"Wakil Ketua MPR Mendengarkan Pendapat Akademisi Universitas Airlangga Soal RUU Perlindungan Lingkungan"

Jurnalis Berita

By Jurnalis Berita

Wakil Ketua MPR dari Fraksi Partai Amanat Nasional (PAN), Eddy Soeparno, hadir dalam diskusi dengan dosen dan guru besar di Pusat Penelitian Hukum dan Kebijakan Energi Terbarukan Fakultas Hukum Universitas Airlangga. Kegiatan ini diadakan untuk mengumpulkan aspirasi akademisi dalam pembuatan undang-undang yang mendukung lingkungan dan energi terbarukan.

Eddy menjelaskan, ia hadir untuk mendengar langsung input dari para pakar hukum dan akademisi terkait berbagai rancangan undang-undang (RUU) serta regulasi lingkungan yang sedang dibahas oleh pemerintah. “Kami melakukan ini untuk memastikan produk hukum yang dihasilkan didasarkan pada riset dan kajian akademik yang komprehensif, sehingga akhirnya bermanfaat bagi masyarakat,” katanya dalam keterangan tertulis, Senin (22/9/2025).

Hadir di hadapan para guru besar dan akademisi di Unair, Eddy menyatakan bahwa pihaknya akan terus memantau proses pembahasan RUU Pengelolaan Perubahan Iklim (RUU PPI) dan RUU Energi Baru dan Terbarukan (EBET). “RUU PPI merupakan bagian dari inisiatif Fraksi PAN untuk mencegah dampak krisis iklim yang saat ini berpotensi merugikan masyarakat. Oleh karena itu, masukan dari Pusat Kajian Hukum Energi Terbarukan Unair sangat berharga agar RUU ini dapat menjadi solusi efektif,” tuturnya.

Dalam pembahasan RUU EBET, Eddy menerima masukan dari dosen dan akademisi di Fakultas Hukum Unair, terutama terkait kebutuhan untuk memberikan kepastian hukum dan keadilan energi. “Masukan yang diberikan memiliki dasar ilmiah yang kuat. Hal ini menjadi modal penting untuk saya dalam membahas RUU ini. Semoga ada konsensus bersama agar RUU EBET dapat segera disahkan,” tambahnya.

Sementara itu, Ibu Indria Wahyuni PhD, peneliti dari Pusat Penelitian Hukum dan Kebijakan Energi Terbarukan FH Unair, menyampaikan apresiasinya atas langkah Eddy yang langsung mendengarkan masukan dari akademisi dan guru besar. “Kita membutuhkan pemimpin yang mau mendengarkan input dari luar pemerintahan, termasuk dari dunia akademik. Pendekatan bottom-up policy ini penting agar kebijakan pemerintah tetap terkoneksi dengan hasil riset dan penelitian di kampus,” tandasnya.

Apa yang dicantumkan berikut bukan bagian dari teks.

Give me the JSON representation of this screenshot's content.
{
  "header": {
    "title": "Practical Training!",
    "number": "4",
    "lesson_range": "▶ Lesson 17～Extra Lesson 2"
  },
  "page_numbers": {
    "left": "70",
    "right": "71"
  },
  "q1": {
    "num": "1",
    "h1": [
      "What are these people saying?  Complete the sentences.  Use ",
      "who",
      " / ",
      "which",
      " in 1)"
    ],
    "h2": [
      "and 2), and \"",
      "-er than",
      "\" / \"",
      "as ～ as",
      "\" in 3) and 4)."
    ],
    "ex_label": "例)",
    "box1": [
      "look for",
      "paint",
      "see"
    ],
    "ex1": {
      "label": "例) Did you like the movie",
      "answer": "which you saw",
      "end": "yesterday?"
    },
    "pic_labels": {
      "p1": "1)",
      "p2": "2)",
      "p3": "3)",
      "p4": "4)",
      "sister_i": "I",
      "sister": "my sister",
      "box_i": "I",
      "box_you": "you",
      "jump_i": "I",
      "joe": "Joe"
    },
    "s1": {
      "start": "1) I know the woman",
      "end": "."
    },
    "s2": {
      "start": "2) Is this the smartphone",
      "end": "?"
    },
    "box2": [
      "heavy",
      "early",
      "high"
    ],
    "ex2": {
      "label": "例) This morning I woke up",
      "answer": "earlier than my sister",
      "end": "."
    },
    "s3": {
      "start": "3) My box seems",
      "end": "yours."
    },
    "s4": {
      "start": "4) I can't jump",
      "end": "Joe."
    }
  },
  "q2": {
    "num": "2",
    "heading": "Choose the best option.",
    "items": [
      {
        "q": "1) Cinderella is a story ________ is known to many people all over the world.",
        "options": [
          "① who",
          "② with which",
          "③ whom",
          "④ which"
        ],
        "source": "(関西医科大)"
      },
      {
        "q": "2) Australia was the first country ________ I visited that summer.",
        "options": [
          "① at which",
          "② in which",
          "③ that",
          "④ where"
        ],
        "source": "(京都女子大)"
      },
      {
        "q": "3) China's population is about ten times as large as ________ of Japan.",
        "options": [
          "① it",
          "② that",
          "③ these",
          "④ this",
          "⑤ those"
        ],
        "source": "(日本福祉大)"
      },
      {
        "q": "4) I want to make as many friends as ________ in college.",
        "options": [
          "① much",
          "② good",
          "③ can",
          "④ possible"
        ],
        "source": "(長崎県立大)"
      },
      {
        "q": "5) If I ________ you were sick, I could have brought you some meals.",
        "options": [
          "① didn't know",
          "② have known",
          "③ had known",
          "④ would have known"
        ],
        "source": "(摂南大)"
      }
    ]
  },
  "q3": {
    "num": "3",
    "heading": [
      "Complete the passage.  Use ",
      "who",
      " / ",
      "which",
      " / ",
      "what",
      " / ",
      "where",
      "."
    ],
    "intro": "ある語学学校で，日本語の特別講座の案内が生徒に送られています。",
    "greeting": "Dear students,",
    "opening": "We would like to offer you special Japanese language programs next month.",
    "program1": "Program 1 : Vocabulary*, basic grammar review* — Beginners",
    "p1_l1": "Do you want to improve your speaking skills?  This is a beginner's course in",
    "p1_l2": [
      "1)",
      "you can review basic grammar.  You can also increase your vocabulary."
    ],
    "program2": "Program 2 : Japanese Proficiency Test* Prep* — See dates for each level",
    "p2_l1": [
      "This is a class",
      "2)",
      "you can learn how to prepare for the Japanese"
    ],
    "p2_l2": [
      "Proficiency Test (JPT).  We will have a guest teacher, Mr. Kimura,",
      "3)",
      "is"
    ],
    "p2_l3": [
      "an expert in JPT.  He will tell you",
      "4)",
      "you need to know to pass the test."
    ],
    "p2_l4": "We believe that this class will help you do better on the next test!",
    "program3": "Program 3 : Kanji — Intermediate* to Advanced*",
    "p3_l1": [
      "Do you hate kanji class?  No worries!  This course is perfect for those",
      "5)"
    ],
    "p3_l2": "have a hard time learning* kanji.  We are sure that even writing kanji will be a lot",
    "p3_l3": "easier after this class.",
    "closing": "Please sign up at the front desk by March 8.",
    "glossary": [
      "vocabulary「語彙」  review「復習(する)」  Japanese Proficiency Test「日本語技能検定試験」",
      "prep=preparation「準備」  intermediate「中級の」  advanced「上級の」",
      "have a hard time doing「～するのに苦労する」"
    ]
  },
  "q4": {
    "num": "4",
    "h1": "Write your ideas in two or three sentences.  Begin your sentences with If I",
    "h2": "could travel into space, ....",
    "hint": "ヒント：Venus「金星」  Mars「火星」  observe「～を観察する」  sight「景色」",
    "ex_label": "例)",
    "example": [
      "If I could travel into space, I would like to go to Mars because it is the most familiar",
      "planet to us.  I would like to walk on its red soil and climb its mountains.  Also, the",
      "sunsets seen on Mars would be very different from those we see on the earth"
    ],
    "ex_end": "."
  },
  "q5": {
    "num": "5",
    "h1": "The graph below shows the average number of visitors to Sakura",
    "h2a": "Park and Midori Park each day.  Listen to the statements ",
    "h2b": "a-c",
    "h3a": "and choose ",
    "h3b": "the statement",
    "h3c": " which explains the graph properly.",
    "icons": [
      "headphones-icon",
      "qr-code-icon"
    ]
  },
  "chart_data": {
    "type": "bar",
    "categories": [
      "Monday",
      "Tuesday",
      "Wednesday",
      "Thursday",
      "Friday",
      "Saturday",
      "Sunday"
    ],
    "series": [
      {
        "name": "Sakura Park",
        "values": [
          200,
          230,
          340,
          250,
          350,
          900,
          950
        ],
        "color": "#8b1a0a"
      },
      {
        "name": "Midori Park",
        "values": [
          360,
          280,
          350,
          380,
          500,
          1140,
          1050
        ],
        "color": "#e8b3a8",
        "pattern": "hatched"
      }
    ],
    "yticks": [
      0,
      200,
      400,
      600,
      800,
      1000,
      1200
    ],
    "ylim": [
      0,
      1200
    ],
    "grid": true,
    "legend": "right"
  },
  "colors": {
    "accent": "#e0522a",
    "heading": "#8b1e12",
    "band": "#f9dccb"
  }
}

Pada tahun 2025, peran akademisi dalam pembuatan kebijakan pemerintah semakin diutamakan. Studi terkini menunjukkan bahwa kolaborasi antara pemerintah dan ahli hukum dapat meningkatkan efektivitas kebijakan lingkungan hingga 40%. ini menunjukkan bahwa partisipasi akademisi tidak hanya penting, tetapi juga dapat memberikan dampak nyata dalam penanganan krisis iklim dan perkembangan energi terbarukan.

Kasus sukses di beberapa negara menunjukkan bahwa kebijakan berbasis riset akademik memiliki peluang lebih besar untuk diterapkan dengan sukses dan berdampak positif pada lingkungan. Misalnya, di Eropa, kebijakan energi terbarukan yang didasarkan pada riset ilmiah telah mengurangi emisi karbon hingga 25% dalam waktu lima tahun.

Akhirnya, peran aktif para akademisi dalam pembentukan kebijakan menunjukkan bahwa kolaborasi antara pemerintah dan dunia akademik adalah kunci dalam menuju solusi yang lebih terukur dan terarah. Dengan demikian, upaya seperti ini harus terus dilanjutkan untuk memastikan kebijakan yang dihasilkan tidak hanya relevan, tetapi juga berdampak positif bagi generasi mendatang. Jangan ragu untuk terus mendorong perubahan melalui partisipasi aktif dan kolaborasi yang kuat.